All of these cluster approaches will be effective at increasing strength rapidly. However, the stronger you are, the more you should go with the Miller work-to-rest ratios. On the bigger lifts – like squats, front squats, deadlifts, and the Olympic lifts – the Miller ratios might also work better.

The Poliquin work-to-rest ratio will give you a bit more muscle growth stimulus. This could be an interesting tool for athletes who need to maintain a high level of force production with short rests. I’m thinking CrossFit athletes and MMA fighters.

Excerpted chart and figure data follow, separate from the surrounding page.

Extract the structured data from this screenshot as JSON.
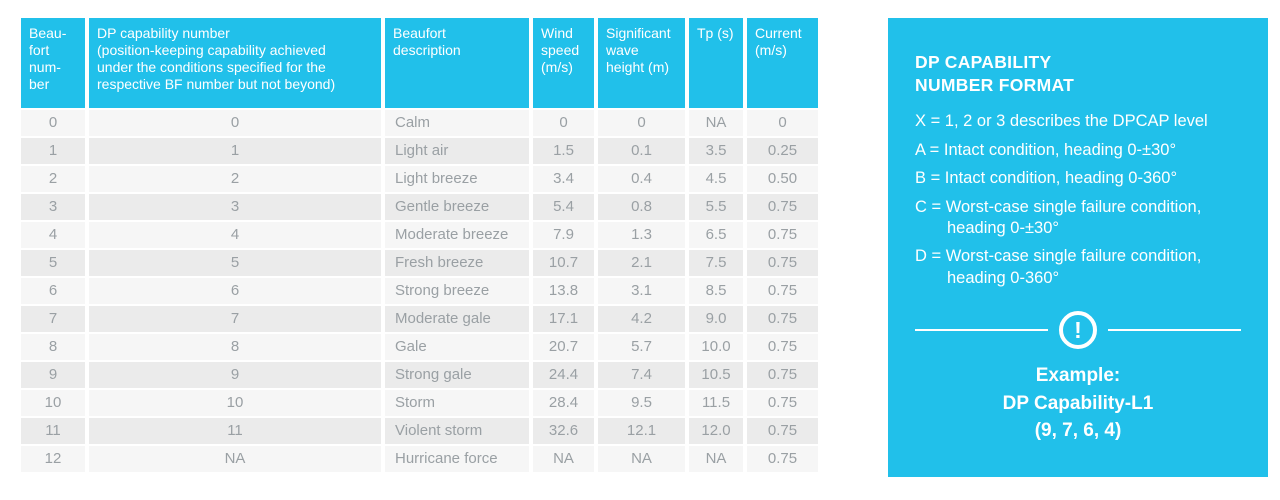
{
  "chart_data": {
    "type": "table",
    "title": "Beaufort / DP capability table",
    "columns": [
      {
        "label": "Beau-\nfort\nnum-\nber"
      },
      {
        "label": "DP capability number\n(position-keeping capability achieved\nunder the conditions specified for the\nrespective BF number but not beyond)"
      },
      {
        "label": "Beaufort\ndescription"
      },
      {
        "label": "Wind\nspeed\n(m/s)"
      },
      {
        "label": "Significant\nwave\nheight (m)"
      },
      {
        "label": "Tp (s)"
      },
      {
        "label": "Current\n(m/s)"
      }
    ],
    "rows": [
      [
        "0",
        "0",
        "Calm",
        "0",
        "0",
        "NA",
        "0"
      ],
      [
        "1",
        "1",
        "Light air",
        "1.5",
        "0.1",
        "3.5",
        "0.25"
      ],
      [
        "2",
        "2",
        "Light breeze",
        "3.4",
        "0.4",
        "4.5",
        "0.50"
      ],
      [
        "3",
        "3",
        "Gentle breeze",
        "5.4",
        "0.8",
        "5.5",
        "0.75"
      ],
      [
        "4",
        "4",
        "Moderate breeze",
        "7.9",
        "1.3",
        "6.5",
        "0.75"
      ],
      [
        "5",
        "5",
        "Fresh breeze",
        "10.7",
        "2.1",
        "7.5",
        "0.75"
      ],
      [
        "6",
        "6",
        "Strong breeze",
        "13.8",
        "3.1",
        "8.5",
        "0.75"
      ],
      [
        "7",
        "7",
        "Moderate gale",
        "17.1",
        "4.2",
        "9.0",
        "0.75"
      ],
      [
        "8",
        "8",
        "Gale",
        "20.7",
        "5.7",
        "10.0",
        "0.75"
      ],
      [
        "9",
        "9",
        "Strong gale",
        "24.4",
        "7.4",
        "10.5",
        "0.75"
      ],
      [
        "10",
        "10",
        "Storm",
        "28.4",
        "9.5",
        "11.5",
        "0.75"
      ],
      [
        "11",
        "11",
        "Violent storm",
        "32.6",
        "12.1",
        "12.0",
        "0.75"
      ],
      [
        "12",
        "NA",
        "Hurricane force",
        "NA",
        "NA",
        "NA",
        "0.75"
      ]
    ]
  },
  "panel": {
    "title": "DP CAPABILITY\nNUMBER FORMAT",
    "items": [
      "X = 1, 2 or 3 describes the DPCAP level",
      "A = Intact condition, heading 0-±30°",
      "B = Intact condition, heading 0-360°",
      "C = Worst-case single failure condition, heading 0-±30°",
      "D = Worst-case single failure condition, heading 0-360°"
    ],
    "divider_icon": "exclamation-icon",
    "exclamation_glyph": "!",
    "example": {
      "label": "Example:",
      "name": "DP Capability-L1",
      "numbers": "(9, 7, 6, 4)"
    }
  },
  "colors": {
    "accent_cyan": "#21c0ea",
    "header_text": "#ffffff",
    "row_light": "#f6f6f6",
    "row_dark": "#ebebeb",
    "body_text": "#9aa0a4"
  }
}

The accentuated eccentric clusters provide a stronger stimulus than the normal sets, but they cost a lot more and will require a lot more recovery time. As such, these more demanding options should only be used by people with a background in high-level strength work. And the volume must be kept lower (clusters in general, in most cases).

In order to grow greatly and build massive strength, you need to recruit and fatigue fast-twitch muscle fibers. Recruitment is maximized when the load on the bar is at least 80-82 percent of your max strength. In a cluster set, all of your reps fall into that zone. That means every rep is maximally effective at stimulating hypertrophy and increasing strength. You’re also able to do this with no “garbage volume” since all reps are maximally effective at recruiting the fast-twitch fibers.

Stimulating growth is, in large part, a matter of putting mechanical stress on the highest number of muscle fibers possible. First you must recruit these fibers, then every time you lengthen those fibers while they’re under load (eccentric/negative portion of the rep) you trigger the mechanisms that lead to growth (that’s why slow eccentrics is super important for muscle growth). The heavier the weight, the greater the mechanical load on the fibers.

With maximal loading comes a lower number of reps per set, which means fewer occasions to impose the mechanical stress while the fibers are lengthening. But with a cluster set, you get more reps in a set while also maximizing load. That makes cluster training a powerful hypertrophy method.

As we said, many coaches claim that clusters are also very good at building muscle. Hypertrophy has a lot to do with the number of maximally-effective reps. A maximally-effective rep is a rep where you’re recruiting as many fast-twitch fibers as you can. Since these have the greatest growth potential, it’s all about stimulating them as much as possible.

The better you are at having your fibers twitch fast, the higher the firing rate. This means you’ll be able to produce more force.

Developing the capacity to have the fibers fire at a high firing rate is a motor skill. Not only is it about the number of reps with a high firing rate that counts, but the ratio of reps with a high firing rate and reps with a normal one.

You develop the capacity to make the fast-twitch fibers “twitch” as fast as possible. This is called a “high-firing rate” and it’s the real key to strength. The faster your fibers can fire (fire more frequently in a given unit of time) the more force you produce. This firing rate increases exponentially when the load is more than 85 percent of your max. With clusters, every rep is in that zone too. So the more of these reps you have relative to your total number of reps, the better you are at programing your nervous system to make your fibers fire with a high rate. As a result, you get stronger.

You get a higher quality of heavy work. Because of the intra-set recovery period, your capacity to produce force is better maintained from rep to rep. This leads to better technique maintenance.

If you want rapid strength gains, clusters are definitely worth considering. Christian T. started using them over 20 years ago and haven’t stopped. It’s something that has stood the test of time and been shown to work for pretty much everybody. Give it a shot if you’re ready to gain strength fast.